Reading Pride and Prejudice AGAIN

I have no idea how many times I've read Pride and Prejudice. The all caps in the title isn't meant to suggest exasperation but, perhaps, astonishment. It is just so good no matter how many times one encounters it.

But I feel so excited for anyone just reading this novel for the first time. Of course, the novel is so much a part of our culture (in the U.S. and England, particularly, but also world-wide) that I wonder if there is any reader who can truly read this for the first time. How many people reach adulthood or their late teenage years without encountering a reference to the novel? Does anyone NOT know how the story of Elizabeth and Darcy turns out?

It is a commonplace that Mr. Bennet likes Elizabeth more than his other daughters. And yet, if one were trying to read as an entirely new reader, the evidence (at least early on) is rather thin. All we get is a quick line about her relative intelligence--she "has something more of a quickness than her sisters" who are described as "silly and ignorant"--and a desire to put in a "good word" for her in the competition for husbands (Chapter 1). One can't help but wonder just how significant it is to be the favorite of such a father. How did the myth of this favoritism start and how does it color the way we now read the novel?

The passage that really gives me pause when I read the first few chapters occurs when Darcy slights Elizabeth at the dance: "Elizabeth Bennet had been obliged, by the scarcity of gentlemen, to sit down for two dances" (Chapter 3).
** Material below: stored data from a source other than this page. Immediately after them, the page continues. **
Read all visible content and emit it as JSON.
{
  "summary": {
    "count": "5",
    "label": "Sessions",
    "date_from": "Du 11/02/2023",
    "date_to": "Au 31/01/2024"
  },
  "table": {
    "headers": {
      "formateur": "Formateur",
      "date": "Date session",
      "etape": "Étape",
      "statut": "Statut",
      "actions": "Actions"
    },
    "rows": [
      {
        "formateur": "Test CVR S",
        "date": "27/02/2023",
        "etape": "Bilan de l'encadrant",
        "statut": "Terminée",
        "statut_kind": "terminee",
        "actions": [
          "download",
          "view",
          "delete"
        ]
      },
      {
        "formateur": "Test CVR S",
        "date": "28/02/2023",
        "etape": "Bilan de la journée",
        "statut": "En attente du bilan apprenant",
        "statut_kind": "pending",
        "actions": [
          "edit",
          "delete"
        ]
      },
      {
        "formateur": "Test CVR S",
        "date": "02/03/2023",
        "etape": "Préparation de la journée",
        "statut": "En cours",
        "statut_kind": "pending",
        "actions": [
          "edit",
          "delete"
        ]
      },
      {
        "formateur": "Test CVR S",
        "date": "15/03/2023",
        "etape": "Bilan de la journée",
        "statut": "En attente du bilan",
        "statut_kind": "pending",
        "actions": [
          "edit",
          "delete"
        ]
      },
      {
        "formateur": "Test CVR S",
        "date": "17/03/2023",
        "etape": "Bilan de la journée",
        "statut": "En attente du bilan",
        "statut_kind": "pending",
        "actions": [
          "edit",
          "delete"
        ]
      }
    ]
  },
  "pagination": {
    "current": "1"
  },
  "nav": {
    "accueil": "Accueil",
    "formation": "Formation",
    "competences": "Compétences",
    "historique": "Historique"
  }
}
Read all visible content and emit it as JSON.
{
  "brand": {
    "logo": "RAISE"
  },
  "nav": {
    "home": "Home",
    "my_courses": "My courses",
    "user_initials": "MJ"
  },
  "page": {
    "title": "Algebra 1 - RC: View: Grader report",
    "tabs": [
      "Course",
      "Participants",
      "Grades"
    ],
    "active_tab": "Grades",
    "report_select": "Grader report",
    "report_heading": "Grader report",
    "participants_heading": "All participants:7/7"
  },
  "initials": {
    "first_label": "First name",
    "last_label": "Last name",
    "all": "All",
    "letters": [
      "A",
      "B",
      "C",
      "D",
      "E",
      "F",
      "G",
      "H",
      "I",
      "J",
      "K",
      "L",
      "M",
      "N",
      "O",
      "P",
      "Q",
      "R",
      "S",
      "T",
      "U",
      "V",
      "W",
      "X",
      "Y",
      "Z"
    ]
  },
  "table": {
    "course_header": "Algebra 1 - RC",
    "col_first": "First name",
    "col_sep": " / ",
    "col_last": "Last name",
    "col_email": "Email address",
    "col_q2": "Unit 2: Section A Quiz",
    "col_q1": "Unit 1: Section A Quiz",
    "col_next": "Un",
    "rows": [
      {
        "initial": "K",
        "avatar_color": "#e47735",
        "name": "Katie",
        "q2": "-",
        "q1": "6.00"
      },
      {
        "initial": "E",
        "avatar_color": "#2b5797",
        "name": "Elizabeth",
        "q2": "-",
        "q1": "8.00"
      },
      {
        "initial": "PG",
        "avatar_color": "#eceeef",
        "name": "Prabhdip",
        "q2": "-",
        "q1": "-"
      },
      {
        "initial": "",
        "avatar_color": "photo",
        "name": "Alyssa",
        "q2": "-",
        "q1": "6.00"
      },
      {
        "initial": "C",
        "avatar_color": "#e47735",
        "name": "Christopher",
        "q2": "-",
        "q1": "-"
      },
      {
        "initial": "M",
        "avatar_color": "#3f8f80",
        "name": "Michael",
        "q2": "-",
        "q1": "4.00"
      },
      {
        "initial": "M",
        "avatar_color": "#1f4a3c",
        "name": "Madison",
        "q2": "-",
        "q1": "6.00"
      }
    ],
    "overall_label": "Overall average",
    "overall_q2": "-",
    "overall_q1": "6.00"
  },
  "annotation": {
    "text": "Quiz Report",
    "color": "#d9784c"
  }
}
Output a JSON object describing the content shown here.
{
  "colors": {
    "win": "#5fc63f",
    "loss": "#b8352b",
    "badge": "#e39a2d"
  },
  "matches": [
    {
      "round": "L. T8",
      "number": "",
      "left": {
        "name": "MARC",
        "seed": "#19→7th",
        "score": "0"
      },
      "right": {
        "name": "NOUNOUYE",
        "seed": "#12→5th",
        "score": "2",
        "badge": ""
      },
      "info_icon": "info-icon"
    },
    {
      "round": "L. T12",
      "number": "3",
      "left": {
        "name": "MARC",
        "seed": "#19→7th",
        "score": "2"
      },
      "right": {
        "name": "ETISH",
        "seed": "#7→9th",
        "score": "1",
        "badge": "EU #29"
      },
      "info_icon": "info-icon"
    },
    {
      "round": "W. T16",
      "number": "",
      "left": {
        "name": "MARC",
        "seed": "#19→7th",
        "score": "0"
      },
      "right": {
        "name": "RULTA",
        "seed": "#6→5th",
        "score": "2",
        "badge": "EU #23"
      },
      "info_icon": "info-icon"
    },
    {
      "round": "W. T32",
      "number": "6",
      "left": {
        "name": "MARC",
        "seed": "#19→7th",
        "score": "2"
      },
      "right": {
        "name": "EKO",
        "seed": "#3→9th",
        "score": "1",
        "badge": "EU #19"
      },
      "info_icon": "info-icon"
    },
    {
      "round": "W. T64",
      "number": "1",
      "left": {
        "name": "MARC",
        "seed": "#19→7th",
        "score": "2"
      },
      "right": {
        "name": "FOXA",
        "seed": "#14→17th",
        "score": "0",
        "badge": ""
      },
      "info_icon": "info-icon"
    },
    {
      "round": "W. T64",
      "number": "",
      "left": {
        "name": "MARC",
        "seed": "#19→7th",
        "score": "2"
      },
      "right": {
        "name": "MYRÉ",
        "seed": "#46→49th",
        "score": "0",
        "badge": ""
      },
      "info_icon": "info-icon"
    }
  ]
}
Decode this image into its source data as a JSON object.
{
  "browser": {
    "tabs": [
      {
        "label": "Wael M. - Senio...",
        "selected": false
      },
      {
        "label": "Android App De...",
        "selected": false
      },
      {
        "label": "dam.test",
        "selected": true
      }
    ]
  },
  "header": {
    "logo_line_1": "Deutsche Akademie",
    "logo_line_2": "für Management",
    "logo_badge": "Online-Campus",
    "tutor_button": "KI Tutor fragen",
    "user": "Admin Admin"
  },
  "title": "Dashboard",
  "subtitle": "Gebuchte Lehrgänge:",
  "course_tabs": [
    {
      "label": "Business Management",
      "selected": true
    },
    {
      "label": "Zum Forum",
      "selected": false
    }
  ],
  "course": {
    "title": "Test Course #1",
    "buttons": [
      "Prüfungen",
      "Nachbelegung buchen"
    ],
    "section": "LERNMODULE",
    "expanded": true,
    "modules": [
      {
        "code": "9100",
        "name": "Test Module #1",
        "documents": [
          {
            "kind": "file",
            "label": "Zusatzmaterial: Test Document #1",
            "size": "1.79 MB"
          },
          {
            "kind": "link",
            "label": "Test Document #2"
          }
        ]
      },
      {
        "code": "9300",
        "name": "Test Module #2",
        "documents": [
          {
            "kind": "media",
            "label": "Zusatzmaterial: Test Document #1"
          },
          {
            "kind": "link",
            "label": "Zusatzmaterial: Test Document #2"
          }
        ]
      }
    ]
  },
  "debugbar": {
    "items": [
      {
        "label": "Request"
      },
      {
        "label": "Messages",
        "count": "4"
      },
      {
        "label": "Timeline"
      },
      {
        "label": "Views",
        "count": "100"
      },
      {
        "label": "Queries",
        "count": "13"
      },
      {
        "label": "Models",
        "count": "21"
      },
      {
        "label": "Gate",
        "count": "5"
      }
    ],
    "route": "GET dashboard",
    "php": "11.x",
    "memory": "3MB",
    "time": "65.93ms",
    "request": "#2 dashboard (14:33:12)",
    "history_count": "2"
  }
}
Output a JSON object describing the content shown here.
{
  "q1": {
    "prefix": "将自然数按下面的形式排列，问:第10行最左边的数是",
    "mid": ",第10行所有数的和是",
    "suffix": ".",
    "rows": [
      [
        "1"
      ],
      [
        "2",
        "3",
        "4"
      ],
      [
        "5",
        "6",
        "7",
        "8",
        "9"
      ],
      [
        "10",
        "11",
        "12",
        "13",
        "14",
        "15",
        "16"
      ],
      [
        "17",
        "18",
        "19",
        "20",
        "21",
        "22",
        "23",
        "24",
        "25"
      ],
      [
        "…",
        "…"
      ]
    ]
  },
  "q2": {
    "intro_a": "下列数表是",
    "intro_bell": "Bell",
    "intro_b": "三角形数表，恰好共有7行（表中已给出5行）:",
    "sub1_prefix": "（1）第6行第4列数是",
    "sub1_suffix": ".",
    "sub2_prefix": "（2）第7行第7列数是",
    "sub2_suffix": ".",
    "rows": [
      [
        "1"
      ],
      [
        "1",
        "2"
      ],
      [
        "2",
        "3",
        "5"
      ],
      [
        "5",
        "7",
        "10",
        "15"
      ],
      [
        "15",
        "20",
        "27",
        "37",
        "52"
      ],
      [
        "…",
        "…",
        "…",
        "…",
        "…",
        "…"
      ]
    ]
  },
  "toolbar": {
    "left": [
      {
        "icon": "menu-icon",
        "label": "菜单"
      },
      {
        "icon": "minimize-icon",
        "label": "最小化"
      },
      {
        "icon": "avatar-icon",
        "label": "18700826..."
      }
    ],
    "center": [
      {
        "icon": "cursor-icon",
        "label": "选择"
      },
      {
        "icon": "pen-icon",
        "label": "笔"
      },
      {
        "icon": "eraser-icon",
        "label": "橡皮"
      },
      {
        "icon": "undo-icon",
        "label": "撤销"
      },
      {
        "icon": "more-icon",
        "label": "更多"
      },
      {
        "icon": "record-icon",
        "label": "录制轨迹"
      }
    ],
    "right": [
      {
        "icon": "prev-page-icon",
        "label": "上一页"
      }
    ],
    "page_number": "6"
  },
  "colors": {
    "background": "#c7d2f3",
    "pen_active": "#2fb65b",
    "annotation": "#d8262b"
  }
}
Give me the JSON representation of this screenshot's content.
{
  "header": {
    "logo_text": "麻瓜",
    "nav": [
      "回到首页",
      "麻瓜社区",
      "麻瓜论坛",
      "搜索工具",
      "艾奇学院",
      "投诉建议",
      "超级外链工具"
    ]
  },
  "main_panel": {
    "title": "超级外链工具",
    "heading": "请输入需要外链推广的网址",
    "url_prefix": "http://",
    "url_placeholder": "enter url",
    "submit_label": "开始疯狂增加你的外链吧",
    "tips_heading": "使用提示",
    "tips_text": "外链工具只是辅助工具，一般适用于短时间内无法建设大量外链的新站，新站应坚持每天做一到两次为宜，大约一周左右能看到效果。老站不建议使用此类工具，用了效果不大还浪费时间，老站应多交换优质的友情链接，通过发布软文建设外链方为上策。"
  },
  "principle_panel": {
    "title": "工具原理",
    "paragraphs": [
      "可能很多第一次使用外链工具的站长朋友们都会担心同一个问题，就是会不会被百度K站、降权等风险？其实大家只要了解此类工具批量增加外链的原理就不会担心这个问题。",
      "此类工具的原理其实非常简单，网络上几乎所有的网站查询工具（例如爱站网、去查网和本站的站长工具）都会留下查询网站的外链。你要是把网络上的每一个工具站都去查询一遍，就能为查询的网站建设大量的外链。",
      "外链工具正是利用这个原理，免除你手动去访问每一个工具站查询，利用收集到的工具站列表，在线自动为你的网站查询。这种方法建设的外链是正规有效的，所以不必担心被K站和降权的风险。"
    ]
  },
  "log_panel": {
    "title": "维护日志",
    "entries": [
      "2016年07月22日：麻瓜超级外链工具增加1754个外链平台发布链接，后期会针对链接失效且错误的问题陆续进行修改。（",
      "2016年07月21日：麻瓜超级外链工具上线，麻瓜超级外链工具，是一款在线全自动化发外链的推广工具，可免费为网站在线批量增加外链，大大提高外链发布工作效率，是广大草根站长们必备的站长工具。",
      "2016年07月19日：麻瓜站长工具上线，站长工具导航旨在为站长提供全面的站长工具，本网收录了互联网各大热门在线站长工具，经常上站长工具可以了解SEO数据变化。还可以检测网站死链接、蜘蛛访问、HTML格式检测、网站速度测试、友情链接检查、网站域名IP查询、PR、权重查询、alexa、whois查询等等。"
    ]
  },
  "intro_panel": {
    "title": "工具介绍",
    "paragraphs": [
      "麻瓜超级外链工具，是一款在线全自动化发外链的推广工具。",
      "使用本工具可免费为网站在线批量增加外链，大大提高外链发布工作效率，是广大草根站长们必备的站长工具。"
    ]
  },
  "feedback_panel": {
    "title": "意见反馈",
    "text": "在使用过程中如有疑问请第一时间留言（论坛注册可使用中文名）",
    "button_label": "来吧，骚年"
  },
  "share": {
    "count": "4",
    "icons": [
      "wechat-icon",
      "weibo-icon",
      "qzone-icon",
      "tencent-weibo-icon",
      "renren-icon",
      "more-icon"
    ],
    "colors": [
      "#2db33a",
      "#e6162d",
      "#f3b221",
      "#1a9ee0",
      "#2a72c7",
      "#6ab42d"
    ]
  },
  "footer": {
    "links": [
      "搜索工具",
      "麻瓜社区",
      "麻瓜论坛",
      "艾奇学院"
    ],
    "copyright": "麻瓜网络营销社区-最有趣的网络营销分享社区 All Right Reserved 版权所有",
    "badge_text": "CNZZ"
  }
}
Elizabeth, or Lizzy, has been briefly introduced as her father's favorite and, while trimming a bonnet, noted to be the Bennet's second daughter. But the last name here is jarring. Surely we ALL know Lizzy Bennet? Wondering why Austen feels that she needs to reintroduce Elizabeth as part of the Bennet family reveals that we come to this moment with a wealth of information and ideas and even images about Elizabeth. Not the least of that is that we know she is the main character in the novel. The last name signals that there were readers, once, who had to figure out if Elizabeth was a main character or if, perhaps, Lady Lucas was going to be more important. We, however, know that she likes to read, that she is witty and unconventional, that she has a "pair of fine eyes" (Chapter 6), that she refuses to marry her ridiculous cousin for financial security, and, well, we know the whole story, don't we? Wouldn't it be fun to be one of the early readers, or the rare reader who encounters this text without this previous knowledge of the novel?  Is it possible to discard everything we think we know about this character and read the story with absolutely fresh eyes?